A property’s equity represents its current value less
A. depreciation deductions.
B. mortgage indebtedness.
C. physical improvements.
D. selling costs and depreciation deductions.

A

Answer: B. Mortgage indebtedness.
Reasoning: Equity is the difference between the property’s current market value and the amount owed on any mortgages.

30
Q

Barney sold his four-unit apartment building and purchased a six-unit building of the same market value. The gain on the sale of his four-unit apartment building is $28,000. This gain
A. will not be taxed, because Barney exchanged properties.
B. will be taxed.
C. will be amortized over 27½ years.
D. is called net debt relief.

A

Answer: B. Will be taxed.
Reasoning: While exchanges can defer gains, Barney’s transaction does not meet the conditions of a tax-deferred exchange under Section 1031.

31
Q

In an installment sale, taxable gain is received and must be reported as income by the seller
A. in the year the sale is initiated.
B. in the year the final installment payment is made.
C. in each year that installment payments are received.
D. at any one time during the period installment payments are received.

A

Answer: C. In each year that installment payments are received.
Reasoning: Installment sales allow sellers to spread taxable income over the years when payments are received.

32
Q

When investors hold and refinance investment properties, using their equities as leverage, they are taking advantage of which concept?
A. Pyramiding
B. Tax-sheltered income
C. Recapture
D. Useful life

A

Answer: A. Pyramiding.
Reasoning: Pyramiding involves reinvesting equity or refinancing proceeds to acquire additional properties and grow the investment portfolio.

33
Q

A small multifamily property generates $50,000 in rental income with expenses of $45,000 annually, including $35,000 in debt service.

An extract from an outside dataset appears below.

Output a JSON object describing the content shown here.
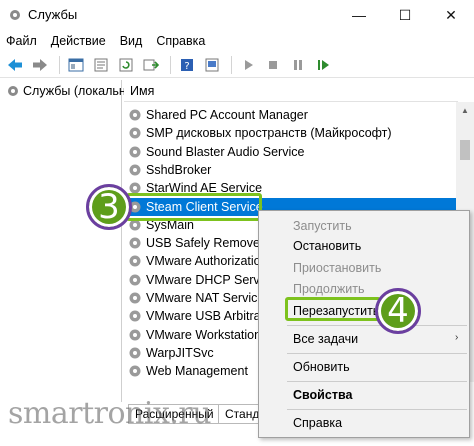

The property appreciates about $25,000 a year. On this property the cash flow is
A. $5,000.
B. $15,000.
C. $25,000.
D. $30,000.

A

Answer: A. $5,000.
Reasoning: Cash flow is calculated as rental income ($50,000) minus total expenses ($45,000), excluding appreciation.

34
Q

Shareholders in a real estate investment trust generally
A. receive most of the trust’s income each year.
B. take an active part in management.
C. do not pay IRS taxes on their income from the REIT since the REIT pays taxes as a corporation.
D. realize their main profit through sales of property.

A

Answer: A. Receive most of the trust’s income each year.
Reasoning: REITs are required to distribute at least 90% of their taxable income to shareholders annually.